It is conceded by the appellant’s counsel that the respondents have a good title to the lands in controversy, if the execution sale under which they claim is valid.
The circuit court found that successive executions were issued on the judgment against the appellants’ ancestor, and that personal property in amount sufficient to satisfy the judgment had been levied on; but that the levies were released and the property restored to the parties entitled to it. So that, in fact, nothing was made out of those levies. It does not appear from the evidence accompanying the bill of exceptions, that the defendants in the execution were deprived of their property, or lost anything whatever by reason of these levies, or by reason of any misconduct of the execution plaintiff or of the officer.
The alleged loss of some of the cattle levied on cannot, upon the evidence offered, be fairly attributed to the levy. They were released from the levy and returned to the pasture or range whence they were taken, and after that were lost. In such case, there being no loss to the debtor by reason of the levy, we hold that the mere levy on the personal property, it being subsequently returned, is not a satisfaction of the judgment, and furnishes no valid objection to the issue of another execution on the same judgment.
The execution on which the real property was sold, was not void upon its face because it commanded the sheriff *91“to levy upon tlie real estate, goods and chattels of” the defendants, instead of directing a resort to the personal property and then a levy on the realty. It was informal, but it had the substance of all which the statute requires. It was not invalidated, because two executions of the same date, upon the same judgment, and of the same tenor, were issued to the sheriff of the same county. Such a proceeding was irregular, and might have been taken advantage of by a motion to quash; but the return of the officer shows that he received one writ, and executed it in due form and manner; and that the other was returned to the clerk without anything further or different being done with it. The failure of the appellants’ ancestor to object at the time to this alleged irregularity, ought to be deemed a waiver of all objections on this ground.

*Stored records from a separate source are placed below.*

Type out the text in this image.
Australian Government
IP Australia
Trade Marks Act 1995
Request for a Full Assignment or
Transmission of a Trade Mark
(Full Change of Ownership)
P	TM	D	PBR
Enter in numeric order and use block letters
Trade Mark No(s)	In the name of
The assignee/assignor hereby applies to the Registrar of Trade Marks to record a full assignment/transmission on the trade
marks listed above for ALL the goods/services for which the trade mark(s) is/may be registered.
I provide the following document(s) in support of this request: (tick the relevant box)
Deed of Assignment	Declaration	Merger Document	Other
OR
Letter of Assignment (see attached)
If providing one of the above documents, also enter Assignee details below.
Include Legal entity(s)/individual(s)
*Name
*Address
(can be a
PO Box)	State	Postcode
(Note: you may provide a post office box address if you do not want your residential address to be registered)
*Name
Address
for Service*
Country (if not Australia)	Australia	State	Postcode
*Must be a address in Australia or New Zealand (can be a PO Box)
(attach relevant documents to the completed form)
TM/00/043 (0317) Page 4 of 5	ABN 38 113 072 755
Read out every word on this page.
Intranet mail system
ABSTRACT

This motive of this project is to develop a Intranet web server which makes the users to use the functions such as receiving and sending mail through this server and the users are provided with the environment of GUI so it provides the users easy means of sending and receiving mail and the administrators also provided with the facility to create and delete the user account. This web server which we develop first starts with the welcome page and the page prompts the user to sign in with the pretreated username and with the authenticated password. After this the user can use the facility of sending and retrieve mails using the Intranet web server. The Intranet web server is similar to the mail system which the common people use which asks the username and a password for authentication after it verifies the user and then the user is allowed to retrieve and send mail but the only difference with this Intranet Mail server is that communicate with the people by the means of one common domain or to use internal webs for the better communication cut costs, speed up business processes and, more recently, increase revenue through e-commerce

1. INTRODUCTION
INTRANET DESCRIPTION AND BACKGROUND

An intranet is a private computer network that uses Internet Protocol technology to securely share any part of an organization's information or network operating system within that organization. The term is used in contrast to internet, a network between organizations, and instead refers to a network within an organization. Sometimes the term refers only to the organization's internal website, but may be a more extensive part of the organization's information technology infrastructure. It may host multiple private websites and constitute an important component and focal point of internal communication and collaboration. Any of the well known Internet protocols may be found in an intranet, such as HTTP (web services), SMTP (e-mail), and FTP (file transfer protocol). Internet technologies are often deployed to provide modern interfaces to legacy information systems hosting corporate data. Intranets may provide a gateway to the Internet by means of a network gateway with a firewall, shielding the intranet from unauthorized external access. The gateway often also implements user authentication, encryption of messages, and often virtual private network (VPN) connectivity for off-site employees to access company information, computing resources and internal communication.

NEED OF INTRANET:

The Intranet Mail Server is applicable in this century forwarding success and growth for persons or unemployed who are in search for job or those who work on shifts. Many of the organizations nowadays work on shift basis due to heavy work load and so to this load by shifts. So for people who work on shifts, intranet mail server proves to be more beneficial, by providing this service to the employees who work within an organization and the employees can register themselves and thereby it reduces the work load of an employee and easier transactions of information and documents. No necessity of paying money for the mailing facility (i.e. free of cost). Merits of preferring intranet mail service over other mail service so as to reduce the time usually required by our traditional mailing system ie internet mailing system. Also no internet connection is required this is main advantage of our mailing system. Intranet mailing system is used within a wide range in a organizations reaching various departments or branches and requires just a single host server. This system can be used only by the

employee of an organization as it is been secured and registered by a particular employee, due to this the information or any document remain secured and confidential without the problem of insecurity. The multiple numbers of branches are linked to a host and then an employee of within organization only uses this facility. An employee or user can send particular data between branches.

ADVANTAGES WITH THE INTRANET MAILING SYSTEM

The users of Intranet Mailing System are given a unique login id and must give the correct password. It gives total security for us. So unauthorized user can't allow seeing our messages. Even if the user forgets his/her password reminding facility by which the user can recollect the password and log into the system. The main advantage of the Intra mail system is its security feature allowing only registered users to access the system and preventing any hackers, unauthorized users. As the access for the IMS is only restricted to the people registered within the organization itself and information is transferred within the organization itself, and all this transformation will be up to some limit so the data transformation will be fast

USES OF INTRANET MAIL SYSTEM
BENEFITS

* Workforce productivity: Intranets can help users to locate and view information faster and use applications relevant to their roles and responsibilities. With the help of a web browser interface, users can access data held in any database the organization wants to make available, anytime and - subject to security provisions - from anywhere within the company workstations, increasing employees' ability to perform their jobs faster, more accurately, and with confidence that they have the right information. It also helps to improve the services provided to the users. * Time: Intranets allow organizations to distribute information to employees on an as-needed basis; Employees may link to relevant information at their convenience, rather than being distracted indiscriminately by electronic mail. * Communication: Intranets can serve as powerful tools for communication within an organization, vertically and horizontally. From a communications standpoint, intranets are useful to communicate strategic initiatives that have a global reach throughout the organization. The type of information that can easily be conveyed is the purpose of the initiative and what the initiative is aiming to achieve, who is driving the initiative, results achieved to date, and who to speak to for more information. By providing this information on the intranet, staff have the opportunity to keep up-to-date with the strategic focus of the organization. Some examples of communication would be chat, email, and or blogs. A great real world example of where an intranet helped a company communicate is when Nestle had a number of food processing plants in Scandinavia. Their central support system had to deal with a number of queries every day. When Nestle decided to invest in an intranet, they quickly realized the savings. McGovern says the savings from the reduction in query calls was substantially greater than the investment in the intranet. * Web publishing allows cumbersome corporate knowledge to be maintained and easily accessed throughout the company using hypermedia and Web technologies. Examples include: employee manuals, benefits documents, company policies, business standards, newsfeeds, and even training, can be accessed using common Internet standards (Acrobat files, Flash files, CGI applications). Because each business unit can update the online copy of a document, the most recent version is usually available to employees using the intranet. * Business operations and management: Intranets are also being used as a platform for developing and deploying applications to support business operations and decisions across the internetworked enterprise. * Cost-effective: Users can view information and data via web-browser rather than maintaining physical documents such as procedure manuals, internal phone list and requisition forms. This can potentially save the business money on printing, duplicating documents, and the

But the whole ground and objection to this sale has been covered and passed upon by the proceedings found by the court below to have been had at the time of the delivery of the deed by the sheriff. The twelfth finding shows that after the time for redemption had expired, the sheriff who made the sale executed a deed to the purchaser of the property sold, and submitted the same to the circuit court for Douglas county, and that on the fourteenth day of May,. 1863, said court approved the deed, and confirmed the sale. What the evidence was which was introduced before the court below on this point, the bill of exceptions fails to disclose. It must be presumed to have been legal evidence, and that no error was committed by admitting it. It is claimed, however, that this execution sale having been made on a judgment and process of the county court, the proceedings should have been returned, and the deed submitted for approval and confirmation to that court, and not to the circuit court, and that in any view of that point the deed is incomplete and incompetent as evidence, because the court did not indorse its approval in the deed as required by statute. (Stat. 1855, p. 125, sec. 28.)
The constitution of the state (sec. 7, art. xviii), continued- all the laws of the territory in force, which were not inconsistent with the constitution. By construction and *92uniform practice the jurisdiction and practice of the territorial district court were deemed transferred to the circuit court, and in the territorial statutes, compiled and published in 1855, were recoguized as the law of the state regulating and-controlling the practice and decisions of the circuit court.
Those statutes provided as above quoted that a sheriff, in case of a sale of real property and no redemption, should execute a deed and submit it to the district court for approval. When the circuit court superseded the district court, such deeds whether made on a district court, a circuit court, or a county court execution, were submitted to the circuit court; the above provision of law being the only one in force relating to the approval of sheriff's deeds. Such, we understand, was the practice acquiesced in by the profession, and permitted by the courts, till the change of the laws, June 1, 1863.
We think it was a correct practice. The subject-matter of the proceeding was within the general jurisdiction of the circuit court, and there being no law directing the county court to exercise the authority, it fell within what may be termed the residuary jurisdiction of the circuit court provided by sec. 9, art. vii, of the constitution: “All judicial power, authority, and jurisdiction not vested by this constitution, or by laws consistent therewith, exclusively in some other court, shall belong to the circuit court.”
The failure to indorse the approval on the deed does not render the deed ineffective. We conclude from the finding that the circuit court in 1863 did review the proceedings concerning the sale, and approved and confirmed them; which was the substantive thing to be done, and, as before said, we must presume that the court below found such decision and approval expressed in some of the modes in which a court expresses and preserves its orders. The neglect to comply with the mode of approval' directed by the statute was at most only an irregularity, and not one affecting any substantial right. The statute provides, and this court has repeatedly held that an approval of the sale *93by the court is conclusive upon all questions arising on the proceedings concerning the sale, that is upon all matters occurring after judgment, and prior to the order of confirmation. And we repeat the ruling in this case and hold that the objections to the sale in question in this case must be deemed disposed of by the order of approval and confirmation of sale; that the appellant’s ancestor slept upon and waived his right, if he had any, by neglecting to make timely objections to the confirmation, and his heirs cannot now be heard to complain of irregularities.